More than 1.36 billion packages entered the US under the "de minimis" trade exemption last year, around 4 million a day or 43 per second, but that loophole for shipments worth under $800 has now closed. At 12:01am on Friday, Customs and Border Protection began collecting duties and tariffs on all parcel imports, regardless of value, the Guardian reports. The Trump administration ended the exemption for shipments from China and Hong Kong back in May, creating headaches for retailers like Temu.

  • Background. The threshold for tax-free imports used to be $200, in line with most other countries, but it was raised to $800 in 2015, NPR reports. An explosion in online shopping followed, with de minimis imports rising almost tenfold between 2016 and last year, when they made up around 92% of all cargo shipments to the US, per CNBC.

  • What it means for consumers. With shipments sent through express carrier like UPS of FedEx, the carrier will calculate the tariff based on the country and "the recipient may have to do very little," the New York Times reports. The situation is more complicated for goods sent through the post and many foreign postal agencies have halted shipments to the US while they work to determine new procedures to calculate and collect payments to submit to CBP. For six months, the postal agencies have the option of using a flat rate, ranging from $80 to $200 depending on President Trump's tariffs on the country of origin. People can still send "bona fide" gifts worth less than $100 under the new regulations.

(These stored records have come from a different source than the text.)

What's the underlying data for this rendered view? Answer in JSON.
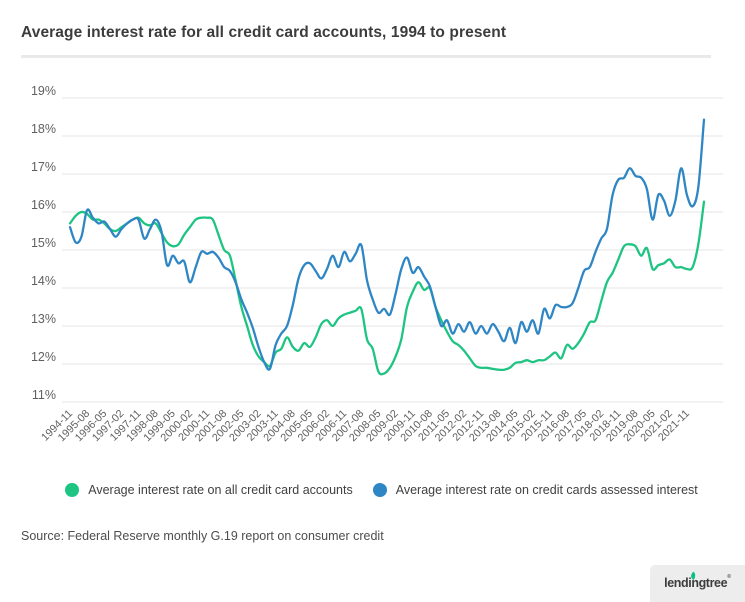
{
  "page": {
    "title": "Average interest rate for all credit card accounts, 1994 to present",
    "source": "Source: Federal Reserve monthly G.19 report on consumer credit",
    "logo_text": "lendingtree",
    "logo_mark": "®",
    "logo_leaf_color": "#0bc17c",
    "background_color": "#ffffff",
    "divider_color": "#e9e9e9"
  },
  "legend": [
    {
      "label": "Average interest rate on all credit card accounts",
      "color": "#1ec482"
    },
    {
      "label": "Average interest rate on credit cards assessed interest",
      "color": "#2f86c4"
    }
  ],
  "chart_data": {
    "type": "line",
    "title": "Average interest rate for all credit card accounts, 1994 to present",
    "unit": "%",
    "grid": "horizontal-only",
    "gridline_color": "#e4e4e4",
    "axis_label_color": "#606060",
    "legend_position": "bottom-center",
    "y_axis": {
      "min": 11,
      "max": 19,
      "step": 1,
      "tick_suffix": "%",
      "tick_labels": [
        "11%",
        "12%",
        "13%",
        "14%",
        "15%",
        "16%",
        "17%",
        "18%",
        "19%"
      ]
    },
    "x_axis": {
      "start": "1994-11",
      "step_months": 3,
      "points": 112,
      "tick_every": 3,
      "tick_labels": [
        "1994-11",
        "1995-08",
        "1996-05",
        "1997-02",
        "1997-11",
        "1998-08",
        "1999-05",
        "2000-02",
        "2000-11",
        "2001-08",
        "2002-05",
        "2003-02",
        "2003-11",
        "2004-08",
        "2005-05",
        "2006-02",
        "2006-11",
        "2007-08",
        "2008-05",
        "2009-02",
        "2009-11",
        "2010-08",
        "2011-05",
        "2012-02",
        "2012-11",
        "2013-08",
        "2014-05",
        "2015-02",
        "2015-11",
        "2016-08",
        "2017-05",
        "2018-02",
        "2018-11",
        "2019-08",
        "2020-05",
        "2021-02",
        "2021-11"
      ]
    },
    "series": [
      {
        "id": "all-accounts",
        "name": "Average interest rate on all credit card accounts",
        "color": "#1ec482",
        "values": [
          15.7,
          15.9,
          16.0,
          15.95,
          15.8,
          15.8,
          15.7,
          15.55,
          15.5,
          15.6,
          15.7,
          15.8,
          15.85,
          15.7,
          15.65,
          15.7,
          15.45,
          15.2,
          15.1,
          15.15,
          15.4,
          15.6,
          15.8,
          15.85,
          15.85,
          15.8,
          15.4,
          15.0,
          14.85,
          14.2,
          13.5,
          13.0,
          12.5,
          12.2,
          12.05,
          11.95,
          12.3,
          12.4,
          12.7,
          12.45,
          12.35,
          12.55,
          12.45,
          12.7,
          13.05,
          13.15,
          13.0,
          13.2,
          13.3,
          13.35,
          13.4,
          13.45,
          12.65,
          12.4,
          11.8,
          11.75,
          11.9,
          12.2,
          12.65,
          13.5,
          13.9,
          14.15,
          13.95,
          14.0,
          13.5,
          13.15,
          12.85,
          12.6,
          12.5,
          12.35,
          12.15,
          11.95,
          11.9,
          11.9,
          11.87,
          11.85,
          11.85,
          11.9,
          12.03,
          12.05,
          12.1,
          12.05,
          12.1,
          12.1,
          12.2,
          12.3,
          12.15,
          12.5,
          12.4,
          12.55,
          12.8,
          13.1,
          13.15,
          13.65,
          14.15,
          14.4,
          14.75,
          15.1,
          15.15,
          15.1,
          14.85,
          15.05,
          14.5,
          14.6,
          14.65,
          14.75,
          14.55,
          14.55,
          14.5,
          14.55,
          15.15,
          16.27
        ]
      },
      {
        "id": "assessed-interest",
        "name": "Average interest rate on credit cards assessed interest",
        "color": "#2f86c4",
        "values": [
          15.6,
          15.2,
          15.35,
          16.05,
          15.85,
          15.7,
          15.75,
          15.55,
          15.35,
          15.55,
          15.7,
          15.8,
          15.8,
          15.3,
          15.55,
          15.8,
          15.5,
          14.6,
          14.85,
          14.65,
          14.7,
          14.15,
          14.55,
          14.95,
          14.9,
          14.95,
          14.8,
          14.55,
          14.45,
          14.15,
          13.7,
          13.35,
          12.95,
          12.45,
          12.05,
          11.87,
          12.5,
          12.8,
          13.0,
          13.55,
          14.25,
          14.6,
          14.65,
          14.45,
          14.25,
          14.5,
          14.85,
          14.55,
          14.95,
          14.7,
          14.9,
          15.13,
          14.2,
          13.7,
          13.35,
          13.45,
          13.3,
          13.85,
          14.5,
          14.8,
          14.4,
          14.55,
          14.3,
          14.05,
          13.5,
          13.0,
          13.15,
          12.8,
          13.05,
          12.85,
          13.1,
          12.8,
          13.0,
          12.8,
          13.05,
          12.85,
          12.6,
          12.95,
          12.55,
          13.1,
          12.85,
          13.15,
          12.8,
          13.45,
          13.2,
          13.55,
          13.5,
          13.5,
          13.6,
          14.0,
          14.45,
          14.55,
          14.95,
          15.3,
          15.55,
          16.45,
          16.85,
          16.9,
          17.15,
          16.95,
          16.9,
          16.6,
          15.8,
          16.45,
          16.3,
          15.9,
          16.3,
          17.15,
          16.45,
          16.15,
          16.65,
          18.43
        ]
      }
    ]
  }
}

  • Disruption. Japan, India, and many European countries are among the countries that have suspended shipments to the US, NPR reports. The change will hit some businesses hard, including those that imported lower-value items and sold them through platforms like Etsy, reports the Times. Smaller exporters overseas will likewise suffer, though big companies like Temu are expected to weather the storm. "For shippers, this brings increased costs, complexity, and the need to adapt shipping setups to comply with new customs requirements," says Andrew Williams, CEO of DHL Express Americas. Li Chen, professor of manufacturing management at Cornell University, says it is "an operational nightmare because we are talking about small-value, but large-volume shipments."
  • Bipartisan support. Lawmakers from both parties have criticized the exemption in the past. "The exemption of these goods from duties or taxes has undermined American businesses and workers and flooded our ports of entry with foreign-made products, making CBP's vital work screening these goods for security risks more difficult," then-Homeland Security Alejandro Majorkas said in the final days of the Biden administration, announcing that rules had been tightened. Critics also said that since customs paperwork didn't need to be filled out, the loophole allowed unsafe products to enter the US. In his executive order last month, Trump cited the "risks of evasion, deception, and illicit-drug importation."
  • Lower-income Americans will be hit hardest. "Lower-income consumers tend to spend relatively more on shipments that enter through the de minimis channel, and those shipments tend to be relatively more from China," Amit Khandelwal, a professor of global affairs and economics at Yale University, tells the Guardian . "Since tariffs on China are high, that means ending de minimis will basically look like a regressive tax increase."